A traditional courtyard house, it had four wings: They lived in the tallest northern wing, cooked in the eastern, and let me stay in the entire western wing, Xiao Peng’s old room. The southern wing was vacant and it was there that I took sponge baths with boiled water, just letting the bathwater soak into the concrete floor. I had to tie the door shut with a rag.
Xiao Peng and his wife, Xiao Lu, lived in a quarter of a small courtyard house ten minutes down the road, which they had to share with three other families.
After that first trip, I went back many times during the year I lived in Tianjin. Sometimes I would tell them I was coming to visit and cancel at the last minute, and they would call me a xiao pianzi, a little cheat.
Each successive time I visited them that year, more and more of their neighborhood had been demolished. They said the government was reclaiming the land to build an office building. People moved out of their houses and earthmovers came, their claws ripping through the quiet, old houses as if their walls were made of tissue paper. When I visited, Bobo and Bomu wouldn’t let me stay out past ten o’clock at night because, they said, you never knew who could be lurking in the rubble of razed houses that surrounded their own.
But as the year went on, they still didn’t move out and for some reason they wouldn’t tell me why. Neither would they tell me where they would go when they did, only that they were debating between a courtyard house in the old city and an apartment in the suburbs. “No, we don’t want to move,” they said. “Because we’re old people and old people like living in old houses.” They had gone to see an apartment in a tower block on the outskirts of the city and Bomu had pronounced it “asymmetrical, lopsided, terrible, like a pigeon’s cage.” Bobo had said, “Too many stairs. Too few friends.” They didn’t seem to mind that the courtyard house didn’t have a toilet or even an outhouse and that they had to use the public toilet out in the hutong.

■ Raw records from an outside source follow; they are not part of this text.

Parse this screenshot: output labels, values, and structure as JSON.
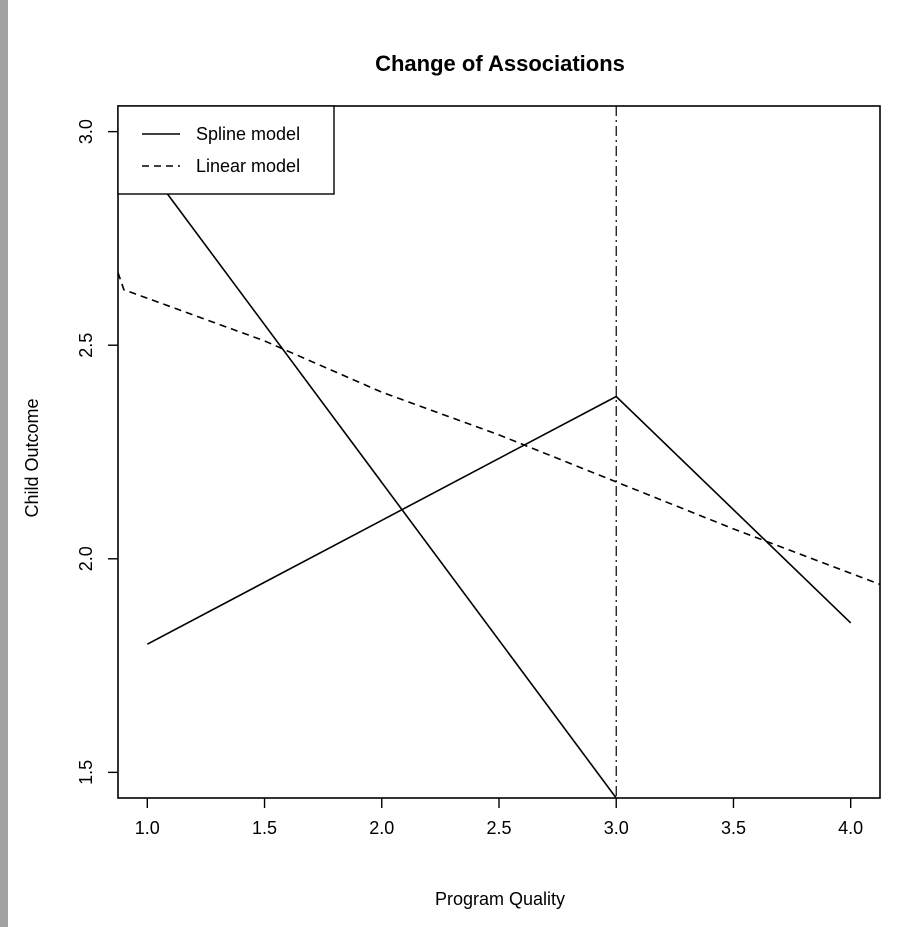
{
  "chart_data": {
    "type": "line",
    "title": "Change of Associations",
    "xlabel": "Program Quality",
    "ylabel": "Child Outcome",
    "xlim": [
      0.875,
      4.125
    ],
    "ylim": [
      1.44,
      3.06
    ],
    "xticks": [
      "1.0",
      "1.5",
      "2.0",
      "2.5",
      "3.0",
      "3.5",
      "4.0"
    ],
    "yticks": [
      "1.5",
      "2.0",
      "2.5",
      "3.0"
    ],
    "legend_position": "top-left",
    "grid": false,
    "series": [
      {
        "name": "Spline model",
        "style": "solid",
        "segments": [
          {
            "x": [
              1.0,
              3.0,
              4.0
            ],
            "y": [
              1.8,
              2.38,
              1.85
            ]
          },
          {
            "x": [
              0.875,
              3.0
            ],
            "y": [
              3.01,
              1.44
            ]
          }
        ]
      },
      {
        "name": "Linear model",
        "style": "dashed",
        "segments": [
          {
            "x": [
              0.875,
              0.9,
              1.5,
              2.0,
              2.5,
              3.0,
              3.5,
              4.125
            ],
            "y": [
              2.67,
              2.63,
              2.51,
              2.39,
              2.29,
              2.18,
              2.07,
              1.94
            ]
          }
        ]
      }
    ],
    "annotations": [
      {
        "type": "vline",
        "x": 3.0,
        "style": "dotdash"
      }
    ]
  }
}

I minded. The public toilet was a brick building surrounded by a moat of fecal odor so pungent it stopped me in my tracks at the door. I held my breath and forced myself into the dark chamber, where the smell kicked in the doors of my senses with a strong boot. The space was open and slats had been cut into a concrete floor. I squatted and added my contribution to the lot in the trench below. Once in the toilet I saw an old woman with sagging breasts wearing a T-shirt that read, I’M JUST HERE FOR THE BEER. The toilet was something of a party scene in the mornings, full of neighborhood grannies squatting and reading their newspapers at a leisurely pace, seemingly oblivious to being marinated in a foul miasma. As for me, I did my business as quickly as possible and fled before gagging or passing out. I always left with the sense that my delicate brain ch
emistry had been irrevocably altered.
Bomu apologized profusely for the inconvenience and dropped her voice to confide, “This house used to have a bathroom years ago.”
“Why doesn’t it now?”
“Long story.”
I waited for her to tell it, but she didn’t.

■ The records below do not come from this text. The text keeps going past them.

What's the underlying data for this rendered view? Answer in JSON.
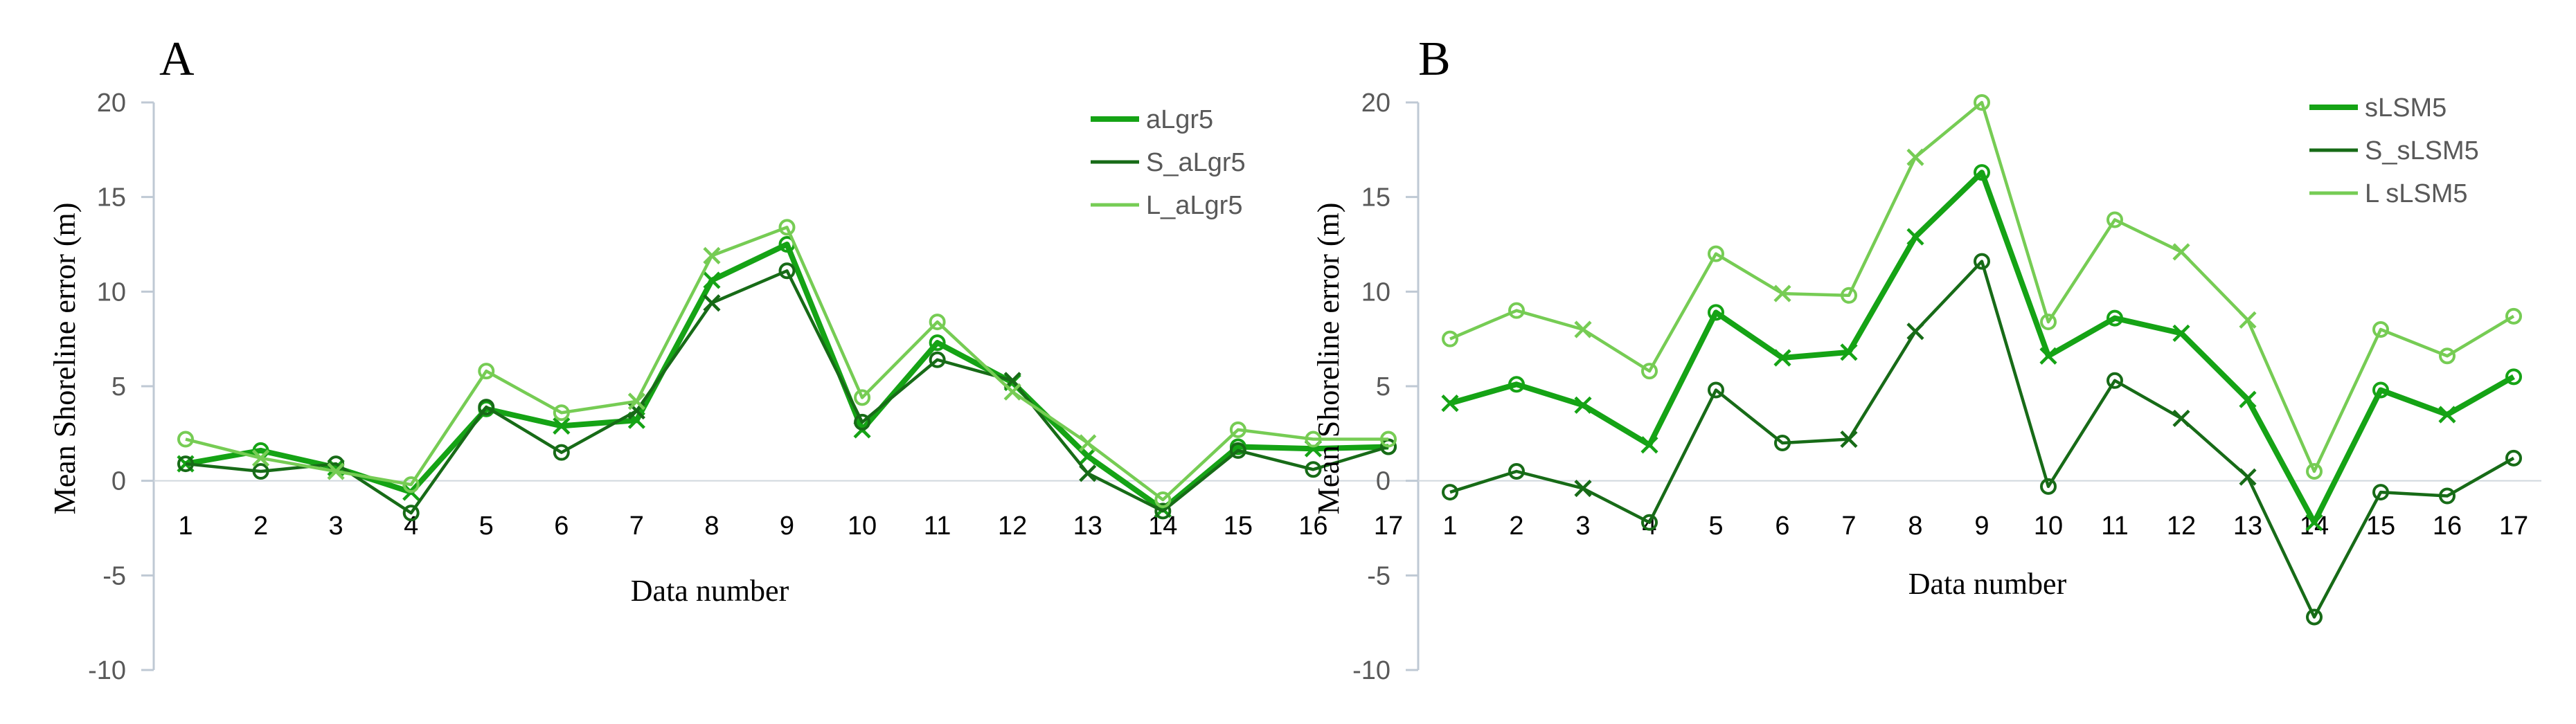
{
  "chart_data": [
    {
      "panel_label": "A",
      "type": "line",
      "title": "",
      "xlabel": "Data number",
      "ylabel": "Mean Shoreline error (m)",
      "ylim": [
        -10,
        20
      ],
      "yticks": [
        20,
        15,
        10,
        5,
        0,
        -5,
        -10
      ],
      "grid": false,
      "legend_position": "top-right",
      "categories": [
        "1",
        "2",
        "3",
        "4",
        "5",
        "6",
        "7",
        "8",
        "9",
        "10",
        "11",
        "12",
        "13",
        "14",
        "15",
        "16",
        "17"
      ],
      "series": [
        {
          "name": "aLgr5",
          "color": "#15a315",
          "width": "thick",
          "values": [
            0.9,
            1.6,
            0.7,
            -0.6,
            3.8,
            2.9,
            3.2,
            10.6,
            12.5,
            2.7,
            7.3,
            5.2,
            1.3,
            -1.5,
            1.8,
            1.7,
            1.8
          ]
        },
        {
          "name": "S_aLgr5",
          "color": "#176b17",
          "width": "thin",
          "values": [
            0.9,
            0.5,
            0.9,
            -1.7,
            3.9,
            1.5,
            3.7,
            9.4,
            11.1,
            3.1,
            6.4,
            5.3,
            0.4,
            -1.6,
            1.6,
            0.6,
            1.8
          ]
        },
        {
          "name": "L_aLgr5",
          "color": "#76cc54",
          "width": "thin",
          "values": [
            2.2,
            1.2,
            0.5,
            -0.2,
            5.8,
            3.6,
            4.2,
            11.9,
            13.4,
            4.4,
            8.4,
            4.7,
            2.0,
            -1.0,
            2.7,
            2.2,
            2.2
          ]
        }
      ]
    },
    {
      "panel_label": "B",
      "type": "line",
      "title": "",
      "xlabel": "Data number",
      "ylabel": "Mean Shoreline error (m)",
      "ylim": [
        -10,
        20
      ],
      "yticks": [
        20,
        15,
        10,
        5,
        0,
        -5,
        -10
      ],
      "grid": false,
      "legend_position": "top-right",
      "categories": [
        "1",
        "2",
        "3",
        "4",
        "5",
        "6",
        "7",
        "8",
        "9",
        "10",
        "11",
        "12",
        "13",
        "14",
        "15",
        "16",
        "17"
      ],
      "series": [
        {
          "name": "sLSM5",
          "color": "#15a315",
          "width": "thick",
          "values": [
            4.1,
            5.1,
            4.0,
            1.9,
            8.9,
            6.5,
            6.8,
            12.9,
            16.3,
            6.6,
            8.6,
            7.8,
            4.3,
            -2.2,
            4.8,
            3.5,
            5.5
          ]
        },
        {
          "name": "S_sLSM5",
          "color": "#176b17",
          "width": "thin",
          "values": [
            -0.6,
            0.5,
            -0.4,
            -2.2,
            4.8,
            2.0,
            2.2,
            7.9,
            11.6,
            -0.3,
            5.3,
            3.3,
            0.2,
            -7.2,
            -0.6,
            -0.8,
            1.2
          ]
        },
        {
          "name": "L  sLSM5",
          "color": "#76cc54",
          "width": "thin",
          "values": [
            7.5,
            9.0,
            8.0,
            5.8,
            12.0,
            9.9,
            9.8,
            17.1,
            20.0,
            8.4,
            13.8,
            12.1,
            8.5,
            0.5,
            8.0,
            6.6,
            8.7
          ]
        }
      ]
    }
  ]
}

I visited one last time in the summer to look for a job, contacting Western newspapers as well as the two English-language magazines in town, Beijing Scene and City Edition. I gave the editors a story I’d written about a man in Tianjin who’d started a league for American-style football.
On that visit, Bobo and Bomu’s house had been an island in a sea of deserted, half-demolished shells and piles of rubble. Bobo told me that they woke up one morning and found that someone had crawled over their wall at night and slept in the courtyard. It was during that last visit that I pried the truth out of them: The house didn’t belong to them but to Great-Aunt Mabel, who now lived in Seattle. They had been living in and taking care of her house for almost fifty years and were stalling to give her lawyer son Johnny time to negotiate with the government for a new courtyard house. He could do so because Great-Aunt Mabel held an American passport.
When I moved to Beijing in the fall, I had expected to find Bobo and his family ensconced in Great-Aunt Mabel’s new courtyard house with an entire wing set aside for me. Instead, they had moved to Xiao Peng’s small courtyard house, somehow acquiring another quarter of it from one of the three families. No one had uttered a single word about what had happened to the old house.